Si l’industrie de l’homme était pour beaucoup dans la prospérité de la colonie, la nature avait fait plus encore, et Dieu semblait avoir entouré cette heureuse terre d’une prédilection toute particulière. Mais il est de notre triste devoir de dire que les colons ne tardèrent pas à l’oublier. Après ces succès éclatants, il se fit un changement notable dans leurs sentiments, et ils s’exagérèrent outre mesure leur importance et leur pouvoir. On eût dit, à les entendre, que c’étaient eux qui avaient fait ces îles charmantes, qui les avaient douées de fertilité, et les avaient transformées en de riches greniers d’abondance. Les palmiers s’étendaient alors sur une grande partie des îles ; les orangers et les citronniers embaumaient l’air du parfum de leurs fleurs ; les campagnes étaient vertes et riantes, et l’abondance régnait jusque dans la plus modeste habitation.

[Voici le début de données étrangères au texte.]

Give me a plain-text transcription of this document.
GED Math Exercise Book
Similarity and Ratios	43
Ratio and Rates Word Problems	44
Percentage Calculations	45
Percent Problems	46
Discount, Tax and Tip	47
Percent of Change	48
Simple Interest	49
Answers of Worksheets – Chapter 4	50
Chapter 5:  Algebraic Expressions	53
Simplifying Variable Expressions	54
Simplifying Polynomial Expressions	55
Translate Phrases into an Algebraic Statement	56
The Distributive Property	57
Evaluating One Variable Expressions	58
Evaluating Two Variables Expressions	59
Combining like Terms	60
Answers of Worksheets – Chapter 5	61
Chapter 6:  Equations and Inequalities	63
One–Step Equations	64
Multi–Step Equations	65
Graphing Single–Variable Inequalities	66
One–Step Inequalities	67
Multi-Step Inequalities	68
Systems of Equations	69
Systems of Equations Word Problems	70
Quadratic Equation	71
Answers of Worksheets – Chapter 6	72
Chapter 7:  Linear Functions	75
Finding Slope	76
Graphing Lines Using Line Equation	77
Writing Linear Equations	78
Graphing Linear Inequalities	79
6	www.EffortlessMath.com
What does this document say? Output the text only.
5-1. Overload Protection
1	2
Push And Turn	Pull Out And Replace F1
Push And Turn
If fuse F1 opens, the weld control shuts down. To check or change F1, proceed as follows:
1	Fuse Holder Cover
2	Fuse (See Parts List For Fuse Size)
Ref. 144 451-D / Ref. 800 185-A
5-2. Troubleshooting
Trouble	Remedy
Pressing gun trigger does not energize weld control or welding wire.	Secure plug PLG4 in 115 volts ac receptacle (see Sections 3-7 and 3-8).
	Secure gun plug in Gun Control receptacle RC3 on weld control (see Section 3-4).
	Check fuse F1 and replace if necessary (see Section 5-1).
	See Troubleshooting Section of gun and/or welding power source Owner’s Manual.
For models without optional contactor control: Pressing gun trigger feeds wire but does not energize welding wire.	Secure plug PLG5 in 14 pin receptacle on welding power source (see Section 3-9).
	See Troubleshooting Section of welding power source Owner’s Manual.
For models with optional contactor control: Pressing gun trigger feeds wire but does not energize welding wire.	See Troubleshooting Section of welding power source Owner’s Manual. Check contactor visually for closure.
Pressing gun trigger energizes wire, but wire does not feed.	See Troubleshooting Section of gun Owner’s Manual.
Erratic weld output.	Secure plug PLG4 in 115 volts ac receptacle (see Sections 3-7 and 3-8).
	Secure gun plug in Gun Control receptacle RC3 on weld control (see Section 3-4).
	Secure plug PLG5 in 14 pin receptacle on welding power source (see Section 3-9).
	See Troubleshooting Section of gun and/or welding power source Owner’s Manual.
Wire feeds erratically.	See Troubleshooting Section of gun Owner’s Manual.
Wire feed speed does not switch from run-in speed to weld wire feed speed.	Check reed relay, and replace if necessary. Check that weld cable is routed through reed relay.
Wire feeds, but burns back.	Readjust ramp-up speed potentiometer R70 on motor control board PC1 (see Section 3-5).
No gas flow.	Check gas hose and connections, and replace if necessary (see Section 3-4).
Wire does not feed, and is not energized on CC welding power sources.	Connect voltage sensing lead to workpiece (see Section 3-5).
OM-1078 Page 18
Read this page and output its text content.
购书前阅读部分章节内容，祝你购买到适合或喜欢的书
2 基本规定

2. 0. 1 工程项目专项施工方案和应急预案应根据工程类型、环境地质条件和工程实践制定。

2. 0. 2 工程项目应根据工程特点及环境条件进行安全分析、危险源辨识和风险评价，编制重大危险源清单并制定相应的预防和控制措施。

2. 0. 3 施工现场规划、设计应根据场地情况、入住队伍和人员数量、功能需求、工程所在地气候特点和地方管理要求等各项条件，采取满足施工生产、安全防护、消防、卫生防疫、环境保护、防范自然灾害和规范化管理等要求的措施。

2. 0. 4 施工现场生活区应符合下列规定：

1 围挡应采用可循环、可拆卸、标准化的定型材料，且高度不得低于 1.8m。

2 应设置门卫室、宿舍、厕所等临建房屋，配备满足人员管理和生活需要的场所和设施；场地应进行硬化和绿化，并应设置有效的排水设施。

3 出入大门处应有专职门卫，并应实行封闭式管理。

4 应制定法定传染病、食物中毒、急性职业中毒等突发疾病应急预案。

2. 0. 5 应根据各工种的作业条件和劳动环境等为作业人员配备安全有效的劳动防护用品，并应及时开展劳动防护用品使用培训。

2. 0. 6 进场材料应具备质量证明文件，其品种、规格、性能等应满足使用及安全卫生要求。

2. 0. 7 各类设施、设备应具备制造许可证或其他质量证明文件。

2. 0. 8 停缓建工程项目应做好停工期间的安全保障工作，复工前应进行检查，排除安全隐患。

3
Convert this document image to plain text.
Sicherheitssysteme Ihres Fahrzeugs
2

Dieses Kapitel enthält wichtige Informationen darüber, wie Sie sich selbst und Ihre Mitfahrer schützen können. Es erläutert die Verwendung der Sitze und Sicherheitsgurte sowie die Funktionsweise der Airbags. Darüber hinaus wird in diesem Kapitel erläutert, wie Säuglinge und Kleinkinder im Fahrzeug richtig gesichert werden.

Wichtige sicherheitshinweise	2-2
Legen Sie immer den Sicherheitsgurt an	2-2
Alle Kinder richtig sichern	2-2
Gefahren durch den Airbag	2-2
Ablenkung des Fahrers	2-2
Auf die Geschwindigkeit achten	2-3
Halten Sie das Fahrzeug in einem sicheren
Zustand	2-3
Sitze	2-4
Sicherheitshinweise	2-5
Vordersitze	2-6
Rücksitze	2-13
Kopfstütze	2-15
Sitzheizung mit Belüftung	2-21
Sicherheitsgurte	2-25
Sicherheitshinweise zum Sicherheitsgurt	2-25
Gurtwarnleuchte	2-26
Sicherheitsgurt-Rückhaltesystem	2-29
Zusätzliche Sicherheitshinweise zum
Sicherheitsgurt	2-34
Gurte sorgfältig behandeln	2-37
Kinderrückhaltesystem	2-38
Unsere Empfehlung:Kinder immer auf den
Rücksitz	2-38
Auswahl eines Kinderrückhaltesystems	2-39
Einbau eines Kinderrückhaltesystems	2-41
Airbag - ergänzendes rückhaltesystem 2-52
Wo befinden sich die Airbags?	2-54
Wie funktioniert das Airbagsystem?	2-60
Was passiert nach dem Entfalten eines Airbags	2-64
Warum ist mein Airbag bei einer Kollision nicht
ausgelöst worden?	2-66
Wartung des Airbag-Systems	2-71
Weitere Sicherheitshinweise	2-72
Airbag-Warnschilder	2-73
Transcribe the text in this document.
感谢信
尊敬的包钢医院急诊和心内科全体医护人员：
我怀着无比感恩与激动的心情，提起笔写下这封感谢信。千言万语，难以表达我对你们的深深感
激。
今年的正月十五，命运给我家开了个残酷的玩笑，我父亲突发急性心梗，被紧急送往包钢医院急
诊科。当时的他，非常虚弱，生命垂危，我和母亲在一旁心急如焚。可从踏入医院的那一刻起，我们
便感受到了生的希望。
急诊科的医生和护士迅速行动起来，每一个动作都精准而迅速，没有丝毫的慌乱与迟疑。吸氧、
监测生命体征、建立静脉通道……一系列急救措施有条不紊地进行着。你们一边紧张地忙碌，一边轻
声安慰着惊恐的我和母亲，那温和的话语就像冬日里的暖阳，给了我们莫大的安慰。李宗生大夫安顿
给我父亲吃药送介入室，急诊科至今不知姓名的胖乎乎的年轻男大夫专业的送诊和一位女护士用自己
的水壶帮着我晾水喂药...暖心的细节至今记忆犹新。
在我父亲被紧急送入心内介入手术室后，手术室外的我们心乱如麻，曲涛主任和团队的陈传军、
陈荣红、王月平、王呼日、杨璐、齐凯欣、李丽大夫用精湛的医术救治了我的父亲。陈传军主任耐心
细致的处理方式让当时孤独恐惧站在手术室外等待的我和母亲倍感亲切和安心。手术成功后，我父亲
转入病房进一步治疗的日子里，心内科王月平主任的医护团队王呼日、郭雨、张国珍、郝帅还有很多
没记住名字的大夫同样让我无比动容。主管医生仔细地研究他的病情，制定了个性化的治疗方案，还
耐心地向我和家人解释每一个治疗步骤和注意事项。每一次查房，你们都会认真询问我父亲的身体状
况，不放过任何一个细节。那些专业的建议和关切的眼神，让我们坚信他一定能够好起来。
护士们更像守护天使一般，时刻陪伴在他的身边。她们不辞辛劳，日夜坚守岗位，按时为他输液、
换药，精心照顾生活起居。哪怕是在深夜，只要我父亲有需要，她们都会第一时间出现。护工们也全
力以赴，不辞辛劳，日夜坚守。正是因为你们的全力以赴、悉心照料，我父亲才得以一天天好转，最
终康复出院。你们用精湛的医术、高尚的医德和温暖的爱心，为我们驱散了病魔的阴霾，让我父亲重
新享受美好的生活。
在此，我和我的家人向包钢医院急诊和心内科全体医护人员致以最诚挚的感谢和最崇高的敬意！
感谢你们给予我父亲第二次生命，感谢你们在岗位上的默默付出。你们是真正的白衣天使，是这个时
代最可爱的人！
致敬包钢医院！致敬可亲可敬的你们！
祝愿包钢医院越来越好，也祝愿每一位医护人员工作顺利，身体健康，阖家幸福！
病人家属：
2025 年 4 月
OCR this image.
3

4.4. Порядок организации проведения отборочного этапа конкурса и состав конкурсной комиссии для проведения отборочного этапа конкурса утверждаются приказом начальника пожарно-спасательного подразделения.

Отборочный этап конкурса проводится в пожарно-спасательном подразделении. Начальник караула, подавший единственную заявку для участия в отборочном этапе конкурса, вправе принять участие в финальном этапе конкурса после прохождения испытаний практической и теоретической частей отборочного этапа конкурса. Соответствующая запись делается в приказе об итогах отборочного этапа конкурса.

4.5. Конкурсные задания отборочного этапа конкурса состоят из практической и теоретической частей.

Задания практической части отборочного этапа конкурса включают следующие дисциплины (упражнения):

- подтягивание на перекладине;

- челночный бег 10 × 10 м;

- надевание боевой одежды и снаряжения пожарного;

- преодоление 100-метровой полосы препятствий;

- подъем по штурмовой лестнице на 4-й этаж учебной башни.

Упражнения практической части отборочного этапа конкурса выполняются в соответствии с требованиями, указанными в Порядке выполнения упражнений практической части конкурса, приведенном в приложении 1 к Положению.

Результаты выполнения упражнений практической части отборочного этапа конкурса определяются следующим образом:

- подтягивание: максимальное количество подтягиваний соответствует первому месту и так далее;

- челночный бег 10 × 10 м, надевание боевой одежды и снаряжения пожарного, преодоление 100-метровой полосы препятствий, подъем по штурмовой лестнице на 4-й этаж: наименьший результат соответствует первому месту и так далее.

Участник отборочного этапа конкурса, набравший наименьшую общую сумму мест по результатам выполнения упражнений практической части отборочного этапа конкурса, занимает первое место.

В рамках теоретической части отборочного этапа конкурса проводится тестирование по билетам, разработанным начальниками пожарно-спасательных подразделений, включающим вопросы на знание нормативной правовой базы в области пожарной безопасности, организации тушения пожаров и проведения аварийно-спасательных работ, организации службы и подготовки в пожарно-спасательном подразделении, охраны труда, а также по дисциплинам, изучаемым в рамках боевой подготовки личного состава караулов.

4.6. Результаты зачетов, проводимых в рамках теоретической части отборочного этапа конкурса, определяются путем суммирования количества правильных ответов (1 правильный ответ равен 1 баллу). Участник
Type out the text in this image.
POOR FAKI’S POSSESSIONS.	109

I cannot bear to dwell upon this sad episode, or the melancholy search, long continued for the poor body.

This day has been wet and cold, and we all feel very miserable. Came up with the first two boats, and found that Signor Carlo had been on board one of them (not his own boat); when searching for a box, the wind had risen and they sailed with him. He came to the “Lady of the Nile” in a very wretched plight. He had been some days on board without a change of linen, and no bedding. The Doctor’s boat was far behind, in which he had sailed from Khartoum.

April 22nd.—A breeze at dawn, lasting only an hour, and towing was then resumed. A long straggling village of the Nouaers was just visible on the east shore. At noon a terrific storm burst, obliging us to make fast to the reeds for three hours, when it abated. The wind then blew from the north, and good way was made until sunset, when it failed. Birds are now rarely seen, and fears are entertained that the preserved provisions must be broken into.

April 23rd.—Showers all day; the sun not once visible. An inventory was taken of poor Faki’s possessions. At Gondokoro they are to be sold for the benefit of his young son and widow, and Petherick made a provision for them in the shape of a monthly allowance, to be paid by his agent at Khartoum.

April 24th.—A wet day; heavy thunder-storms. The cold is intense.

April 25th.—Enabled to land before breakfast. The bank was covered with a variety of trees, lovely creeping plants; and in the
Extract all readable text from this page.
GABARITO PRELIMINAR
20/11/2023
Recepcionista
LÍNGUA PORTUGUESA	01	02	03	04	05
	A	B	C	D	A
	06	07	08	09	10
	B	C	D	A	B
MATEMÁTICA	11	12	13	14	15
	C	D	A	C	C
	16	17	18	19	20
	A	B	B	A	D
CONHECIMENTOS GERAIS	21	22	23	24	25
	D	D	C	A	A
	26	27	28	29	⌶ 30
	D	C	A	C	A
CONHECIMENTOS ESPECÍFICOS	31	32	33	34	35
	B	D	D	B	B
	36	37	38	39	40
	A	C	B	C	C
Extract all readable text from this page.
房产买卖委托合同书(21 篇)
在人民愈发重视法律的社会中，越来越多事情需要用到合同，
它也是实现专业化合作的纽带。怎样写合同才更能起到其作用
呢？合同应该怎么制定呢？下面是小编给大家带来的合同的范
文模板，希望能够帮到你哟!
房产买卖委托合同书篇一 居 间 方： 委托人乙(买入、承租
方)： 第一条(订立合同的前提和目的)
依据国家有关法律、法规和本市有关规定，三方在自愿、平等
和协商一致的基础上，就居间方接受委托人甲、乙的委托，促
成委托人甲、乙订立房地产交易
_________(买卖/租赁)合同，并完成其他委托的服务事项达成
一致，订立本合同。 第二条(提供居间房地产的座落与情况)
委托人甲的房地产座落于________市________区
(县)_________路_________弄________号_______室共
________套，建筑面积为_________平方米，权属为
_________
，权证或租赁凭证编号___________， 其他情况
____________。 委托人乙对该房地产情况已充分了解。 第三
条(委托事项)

C’est dans des conditions semblables que cette humilité salutaire, qui est la sauvegarde de l’humanité, court de grands dangers. De l’oisiveté qui résulte de ce bien-être naît bientôt la sensualité ; la créature s’oublie ; elle se met à la place de Dieu, et ne tarde pas à croire que ces biens dont elle jouit, c’est elle qui les a créés.

Sans doute cette oisiveté, si dangereuse, n’avait pas encore étendu sur nos colons sa morbide influence ; l’appât du gain les stimulait encore à des efforts peut-être plus énergiques ; mais la présomption commençait à s’emparer d’eux, et trois causes qui, dans l’opinion de la plupart des hommes, auraient dû produire des effets tout contraires, contribuèrent à accélérer ce résultat : la religion, — on va voir quelle religion ! — la loi et la presse.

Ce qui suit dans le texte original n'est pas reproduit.